Andrés López, economista, profesor de la UBA y fan temprano de la serie, comenta: “The Wire es un ensayo magistral sobre el papel determinante de las instituciones y lo difícil que es cambiarlas. En todas las temporadas hay personajes que tienen buenas intenciones y que terminan dándose la cabeza contra la pared”.
A modo de ilustración, López remite a la tercera temporada, que gira en torno a un proyecto referido en la serie como “Hamsterdam” (sic). A fines de encausar los efectos colaterales de la compra y venta de drogas, un bien intencionado policía (el entrañable “Bunny” Colvin), a espaldas de sus jefes decide crear un pseudomercado donde, en una zona de casas abandonadas, compradores y vendedores puedan realizar sus intercambios con la venia de la policía.
La idea trae beneficios concretos (una caída en el crimen en los barrios aledaños), pero termina muy mal por la flojísima “institucionalidad” de la propuesta, que se da de bruces con los mecanismos (deseables o no) que la sociedad tiene para sopesar, validar y ejecutar políticas públicas. Nada que nuestros agitados países no experimenten a diario, por la existencia de quienes proponen soluciones imposibles de implementar frente a difíciles problemas sociales.
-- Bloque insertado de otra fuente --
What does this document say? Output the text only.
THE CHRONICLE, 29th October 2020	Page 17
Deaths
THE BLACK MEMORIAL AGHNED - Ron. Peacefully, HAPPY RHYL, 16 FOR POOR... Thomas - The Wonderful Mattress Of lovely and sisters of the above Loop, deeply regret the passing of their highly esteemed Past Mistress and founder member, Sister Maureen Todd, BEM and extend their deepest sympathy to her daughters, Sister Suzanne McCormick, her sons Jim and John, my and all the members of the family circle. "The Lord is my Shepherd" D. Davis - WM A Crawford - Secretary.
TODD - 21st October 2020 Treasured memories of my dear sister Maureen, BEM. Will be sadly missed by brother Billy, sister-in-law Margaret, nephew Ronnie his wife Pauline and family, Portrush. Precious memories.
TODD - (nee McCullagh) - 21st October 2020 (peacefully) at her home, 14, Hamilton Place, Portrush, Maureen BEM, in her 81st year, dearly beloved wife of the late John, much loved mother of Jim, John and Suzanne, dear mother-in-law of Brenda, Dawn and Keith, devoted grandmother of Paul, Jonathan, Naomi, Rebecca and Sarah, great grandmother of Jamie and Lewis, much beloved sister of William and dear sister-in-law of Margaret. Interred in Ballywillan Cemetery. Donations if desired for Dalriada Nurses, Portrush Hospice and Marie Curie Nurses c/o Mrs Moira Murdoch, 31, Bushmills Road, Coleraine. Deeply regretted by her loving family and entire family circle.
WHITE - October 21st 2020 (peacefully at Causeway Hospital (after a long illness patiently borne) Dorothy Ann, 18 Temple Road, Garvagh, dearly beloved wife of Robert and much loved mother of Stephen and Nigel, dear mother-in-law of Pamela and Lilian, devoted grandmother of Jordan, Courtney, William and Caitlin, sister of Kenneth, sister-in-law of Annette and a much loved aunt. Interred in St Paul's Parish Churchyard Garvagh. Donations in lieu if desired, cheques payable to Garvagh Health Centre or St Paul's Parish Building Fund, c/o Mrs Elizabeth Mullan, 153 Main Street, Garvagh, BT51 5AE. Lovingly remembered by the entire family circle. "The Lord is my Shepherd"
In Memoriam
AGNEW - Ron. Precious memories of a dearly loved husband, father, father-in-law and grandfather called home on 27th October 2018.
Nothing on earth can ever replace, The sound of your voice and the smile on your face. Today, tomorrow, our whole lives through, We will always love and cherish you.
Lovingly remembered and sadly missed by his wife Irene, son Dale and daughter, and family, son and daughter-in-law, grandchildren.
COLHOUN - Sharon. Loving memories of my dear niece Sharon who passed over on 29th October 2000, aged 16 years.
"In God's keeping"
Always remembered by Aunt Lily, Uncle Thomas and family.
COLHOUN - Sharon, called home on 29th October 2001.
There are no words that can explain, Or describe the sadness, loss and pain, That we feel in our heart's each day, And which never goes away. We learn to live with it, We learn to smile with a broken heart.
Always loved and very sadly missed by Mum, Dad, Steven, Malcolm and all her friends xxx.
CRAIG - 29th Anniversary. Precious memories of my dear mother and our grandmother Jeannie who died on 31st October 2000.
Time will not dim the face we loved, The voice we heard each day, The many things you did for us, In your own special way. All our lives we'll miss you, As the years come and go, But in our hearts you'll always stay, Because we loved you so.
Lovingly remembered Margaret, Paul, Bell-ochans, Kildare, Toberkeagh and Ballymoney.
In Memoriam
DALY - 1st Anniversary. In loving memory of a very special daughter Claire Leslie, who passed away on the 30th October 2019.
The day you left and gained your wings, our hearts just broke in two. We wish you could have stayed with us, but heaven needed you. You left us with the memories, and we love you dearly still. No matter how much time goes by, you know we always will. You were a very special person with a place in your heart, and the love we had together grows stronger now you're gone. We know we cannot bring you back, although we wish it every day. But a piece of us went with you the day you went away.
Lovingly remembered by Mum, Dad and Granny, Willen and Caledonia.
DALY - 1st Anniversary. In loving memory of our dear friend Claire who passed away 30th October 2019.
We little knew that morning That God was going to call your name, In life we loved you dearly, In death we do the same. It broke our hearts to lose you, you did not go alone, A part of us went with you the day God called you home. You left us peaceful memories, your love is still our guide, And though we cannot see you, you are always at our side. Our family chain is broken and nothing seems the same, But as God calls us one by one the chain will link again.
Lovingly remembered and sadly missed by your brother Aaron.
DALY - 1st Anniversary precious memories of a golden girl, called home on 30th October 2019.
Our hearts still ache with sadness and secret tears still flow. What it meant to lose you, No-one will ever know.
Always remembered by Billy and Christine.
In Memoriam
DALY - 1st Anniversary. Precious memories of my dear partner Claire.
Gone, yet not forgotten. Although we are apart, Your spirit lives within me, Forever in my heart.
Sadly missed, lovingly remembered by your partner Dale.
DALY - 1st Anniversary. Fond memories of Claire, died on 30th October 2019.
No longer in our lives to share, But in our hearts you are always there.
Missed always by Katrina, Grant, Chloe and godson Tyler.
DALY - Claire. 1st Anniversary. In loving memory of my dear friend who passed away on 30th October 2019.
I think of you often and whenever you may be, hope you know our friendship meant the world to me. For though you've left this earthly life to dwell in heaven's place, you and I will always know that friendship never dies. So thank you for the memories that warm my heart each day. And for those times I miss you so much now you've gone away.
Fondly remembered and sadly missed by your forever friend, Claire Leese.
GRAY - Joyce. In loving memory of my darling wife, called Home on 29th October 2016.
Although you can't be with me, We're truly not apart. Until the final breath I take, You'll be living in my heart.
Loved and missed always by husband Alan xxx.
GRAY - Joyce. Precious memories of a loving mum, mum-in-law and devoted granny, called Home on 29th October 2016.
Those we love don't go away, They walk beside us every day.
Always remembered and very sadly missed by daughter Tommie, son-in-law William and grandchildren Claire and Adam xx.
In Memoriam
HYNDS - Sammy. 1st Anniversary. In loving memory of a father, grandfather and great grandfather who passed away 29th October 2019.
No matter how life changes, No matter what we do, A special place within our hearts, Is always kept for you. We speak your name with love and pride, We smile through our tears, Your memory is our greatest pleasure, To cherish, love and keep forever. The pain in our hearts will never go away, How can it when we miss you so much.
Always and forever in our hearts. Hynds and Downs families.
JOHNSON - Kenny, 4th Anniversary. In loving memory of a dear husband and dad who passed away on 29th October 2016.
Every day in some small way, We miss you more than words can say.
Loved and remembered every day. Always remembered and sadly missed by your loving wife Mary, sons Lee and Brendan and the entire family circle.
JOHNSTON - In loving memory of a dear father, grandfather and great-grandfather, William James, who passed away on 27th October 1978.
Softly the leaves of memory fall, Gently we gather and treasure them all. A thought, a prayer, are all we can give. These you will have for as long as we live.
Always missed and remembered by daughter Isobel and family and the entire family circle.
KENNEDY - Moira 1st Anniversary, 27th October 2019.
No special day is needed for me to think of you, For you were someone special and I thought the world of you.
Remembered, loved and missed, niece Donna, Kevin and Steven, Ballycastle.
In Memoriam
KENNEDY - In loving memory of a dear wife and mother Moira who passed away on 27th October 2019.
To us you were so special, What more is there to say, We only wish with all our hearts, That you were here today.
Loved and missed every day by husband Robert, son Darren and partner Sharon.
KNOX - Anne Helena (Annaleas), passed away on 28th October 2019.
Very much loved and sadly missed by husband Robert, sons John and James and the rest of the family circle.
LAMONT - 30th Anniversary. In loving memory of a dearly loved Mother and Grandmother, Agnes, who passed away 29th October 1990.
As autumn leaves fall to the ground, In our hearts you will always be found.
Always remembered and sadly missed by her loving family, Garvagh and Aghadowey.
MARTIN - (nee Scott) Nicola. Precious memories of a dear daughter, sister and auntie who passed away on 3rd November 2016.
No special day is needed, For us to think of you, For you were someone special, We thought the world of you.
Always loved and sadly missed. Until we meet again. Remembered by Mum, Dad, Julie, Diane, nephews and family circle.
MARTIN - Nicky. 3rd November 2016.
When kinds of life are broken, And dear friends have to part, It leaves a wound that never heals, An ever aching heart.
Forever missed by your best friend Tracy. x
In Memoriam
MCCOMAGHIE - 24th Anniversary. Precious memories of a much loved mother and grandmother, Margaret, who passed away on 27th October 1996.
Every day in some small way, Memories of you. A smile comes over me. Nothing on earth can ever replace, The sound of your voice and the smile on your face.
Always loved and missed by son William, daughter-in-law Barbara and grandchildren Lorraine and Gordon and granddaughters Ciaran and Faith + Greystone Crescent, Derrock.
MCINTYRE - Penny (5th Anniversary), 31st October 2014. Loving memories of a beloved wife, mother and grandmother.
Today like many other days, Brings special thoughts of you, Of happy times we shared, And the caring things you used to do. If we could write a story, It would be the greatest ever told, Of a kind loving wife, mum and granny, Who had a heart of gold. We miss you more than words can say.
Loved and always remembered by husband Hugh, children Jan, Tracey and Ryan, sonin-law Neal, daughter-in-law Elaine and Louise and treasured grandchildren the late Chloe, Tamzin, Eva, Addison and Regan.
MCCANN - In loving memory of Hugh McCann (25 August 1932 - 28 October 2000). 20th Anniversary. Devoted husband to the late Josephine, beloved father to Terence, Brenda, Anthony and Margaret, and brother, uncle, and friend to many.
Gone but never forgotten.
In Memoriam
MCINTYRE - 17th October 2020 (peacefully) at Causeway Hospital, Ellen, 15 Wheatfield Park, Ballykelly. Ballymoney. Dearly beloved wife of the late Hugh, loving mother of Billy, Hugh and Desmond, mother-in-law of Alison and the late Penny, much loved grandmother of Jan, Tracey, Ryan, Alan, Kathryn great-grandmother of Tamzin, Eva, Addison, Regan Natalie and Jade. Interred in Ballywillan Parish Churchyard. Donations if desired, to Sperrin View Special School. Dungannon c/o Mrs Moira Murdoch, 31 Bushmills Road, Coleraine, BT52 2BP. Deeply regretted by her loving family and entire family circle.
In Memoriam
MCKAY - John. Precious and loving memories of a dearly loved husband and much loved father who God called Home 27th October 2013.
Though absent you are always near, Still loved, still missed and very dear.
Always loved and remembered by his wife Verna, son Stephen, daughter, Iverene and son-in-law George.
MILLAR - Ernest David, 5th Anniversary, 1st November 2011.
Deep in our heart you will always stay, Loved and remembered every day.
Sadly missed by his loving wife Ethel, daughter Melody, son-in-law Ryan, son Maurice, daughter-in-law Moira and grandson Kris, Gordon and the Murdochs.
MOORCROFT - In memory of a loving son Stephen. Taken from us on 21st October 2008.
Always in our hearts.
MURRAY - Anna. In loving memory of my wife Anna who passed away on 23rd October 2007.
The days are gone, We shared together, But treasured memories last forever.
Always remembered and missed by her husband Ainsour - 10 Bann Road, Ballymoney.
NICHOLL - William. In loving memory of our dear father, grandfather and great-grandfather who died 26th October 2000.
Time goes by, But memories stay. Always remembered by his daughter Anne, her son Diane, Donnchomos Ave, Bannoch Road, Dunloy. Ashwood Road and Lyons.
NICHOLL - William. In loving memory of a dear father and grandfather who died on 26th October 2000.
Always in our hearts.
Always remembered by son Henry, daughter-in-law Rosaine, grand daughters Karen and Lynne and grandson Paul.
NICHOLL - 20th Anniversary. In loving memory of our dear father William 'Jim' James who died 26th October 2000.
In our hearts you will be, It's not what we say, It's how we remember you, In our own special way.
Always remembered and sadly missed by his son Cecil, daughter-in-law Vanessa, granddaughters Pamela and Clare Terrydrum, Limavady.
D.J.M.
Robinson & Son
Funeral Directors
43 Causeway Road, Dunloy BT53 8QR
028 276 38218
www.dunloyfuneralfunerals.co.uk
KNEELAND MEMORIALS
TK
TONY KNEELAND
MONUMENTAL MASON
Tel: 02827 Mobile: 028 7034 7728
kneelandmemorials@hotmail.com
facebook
Como fue el caso de Seinfeld, The Wire se puede utilizar para ilustrar o motivar todas las dimensiones de la economía práctica. Como señala Javier Garcia Cicco, profesor de la Udesa, la tercera temporada es una clase magistral de cómo opera el poder de mercado. La temporada refleja la tensión entre el estilo del viejo líder de los narcos, el violento y recién salido de la cárcel Avon Barksdale, y el de su sucesor, el no menos violento pero pragmático Stringer Bell.
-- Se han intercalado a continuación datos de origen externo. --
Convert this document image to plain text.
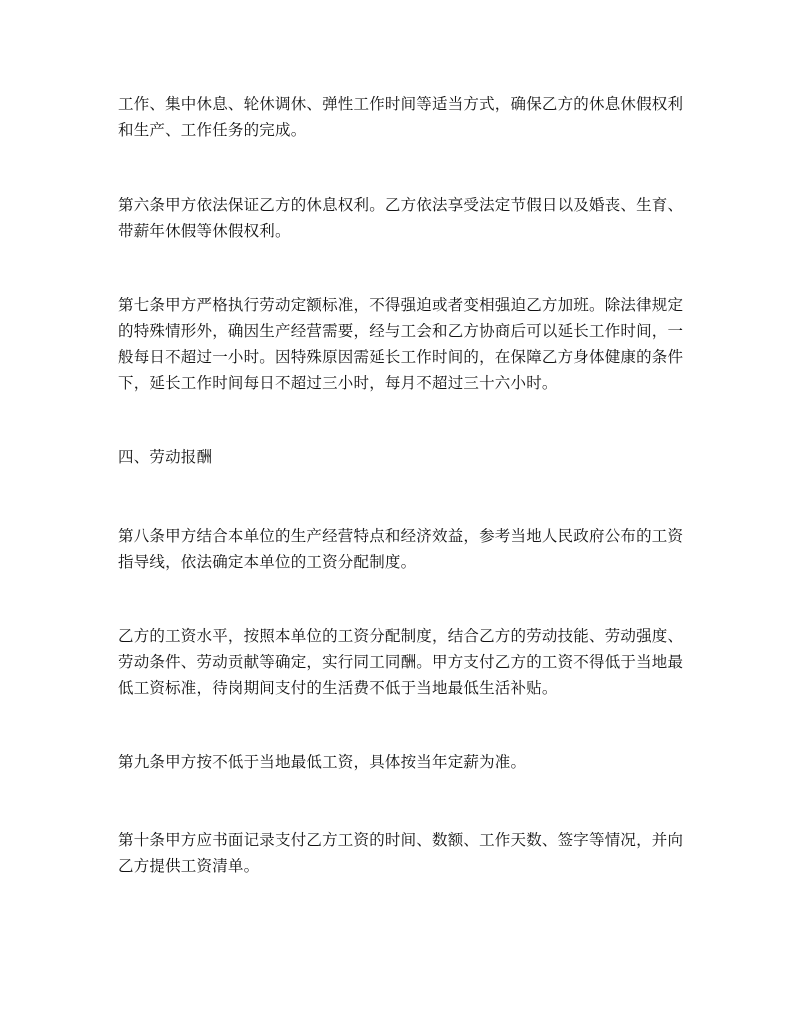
工作、集中休息、轮休调休、弹性工作时间等适当方式，确保乙方的休息休假权利
和生产、工作任务的完成。

第六条甲方依法保证乙方的休息权利。乙方依法享受法定节假日以及婚丧、生育、
带薪年休假等休假权利。

第七条甲方严格执行劳动定额标准，不得强迫或者变相强迫乙方加班。除法律规定
的特殊情形外，确因生产经营需要，经与工会和乙方协商后可以延长工作时间，一
般每日不超过一小时。因特殊原因需延长工作时间的，在保障乙方身体健康的条件
下，延长工作时间每日不超过三小时，每月不超过三十六小时。

四、劳动报酬

第八条甲方结合本单位的生产经营特点和经济效益，参考当地人民政府公布的工资
指导线，依法确定本单位的工资分配制度。

乙方的工资水平，按照本单位的工资分配制度，结合乙方的劳动技能、劳动强度、
劳动条件、劳动贡献等确定，实行同工同酬。甲方支付乙方的工资不得低于当地最
低工资标准，待岗期间支付的生活费不低于当地最低生活补贴。

第九条甲方按不低于当地最低工资，具体按当年定薪为准。

第十条甲方应书面记录支付乙方工资的时间、数额、工作天数、签字等情况，并向
乙方提供工资清单。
Ausente el primero, Bell apela a la lógica y a la negociación con sus competidores y con la misma policía. Términos como “integración vertical” o “diferenciación de producto” forman parte de su vocabulario, al punto tal que los réditos que le dan estas estrategias lo llevan a estudiar economía en la universidad.
Las estadísticas ocupan un espacio importante en The Wire, pero por las peores razones. La mayoría de los fracasos de política social que la serie trata están guiados por cifras arbitrarias y manipulables.
En forma recurrente, la policía confunde (a propósito, o no) bajar el crimen con bajar las estadísticas del crimen. Atento a esta confusión, en la cuarta temporada, Marlo Stanfield, el temible líder narco, implementa una compleja estrategia para ocultar los cadáveres de sus víctimas, para beneplácito de la policía, que toma como un éxito ver cómo caen las cifras de los asesinatos por drogas.
El sistema educativo no se queda atrás en esta práctica. “Prez” es un detective devenido en profesor de matemática. Idealista, hace todo tipo de esfuerzo para motivar a sus díscolos alumnos, hasta que los directivos le informan que debe abocarse por completo a que los estudiantes pasen las pruebas estandarizadas tan comunes y polémicas del sistema norteamericano.
Desilusionado, Prez recurre a una experimentada maestra en busca de un consejo, que le dice: “Es muy fácil, no les enseñas matemática, les enseñas la prueba”. María Laura Alzúa, economista y fundadora del innovador Colegio Galileo, de La Plata, acota que, si bien The Wire refleja la situación del sistema norteamericano, muchos de los problemas que se muestran allí aparecen repetidamente en países de ingresos medios, como la Argentina.
En un recordado episodio, el detective McNulty revisa el departamento del recientemente abatido Stringer Bell y se sorprende por la decoración, más propia de la vivienda de un intelectual que de la de un narco. Saca un libro de la nutrida biblioteca y dice, desconcertado: “¿A quién carajo estuve persiguiendo?”, mientras la cámara enfoca su mano, que sostiene una copia de La Riqueza de las Naciones, de Adam Smith, en una espeluznante escena de economía explícita.
Jamás la televisión estuvo tan cerca de la cuestión social y de forma tan elocuente como con The Wire, que, para bien o para mal, no ha perdido un milímetro de relevancia.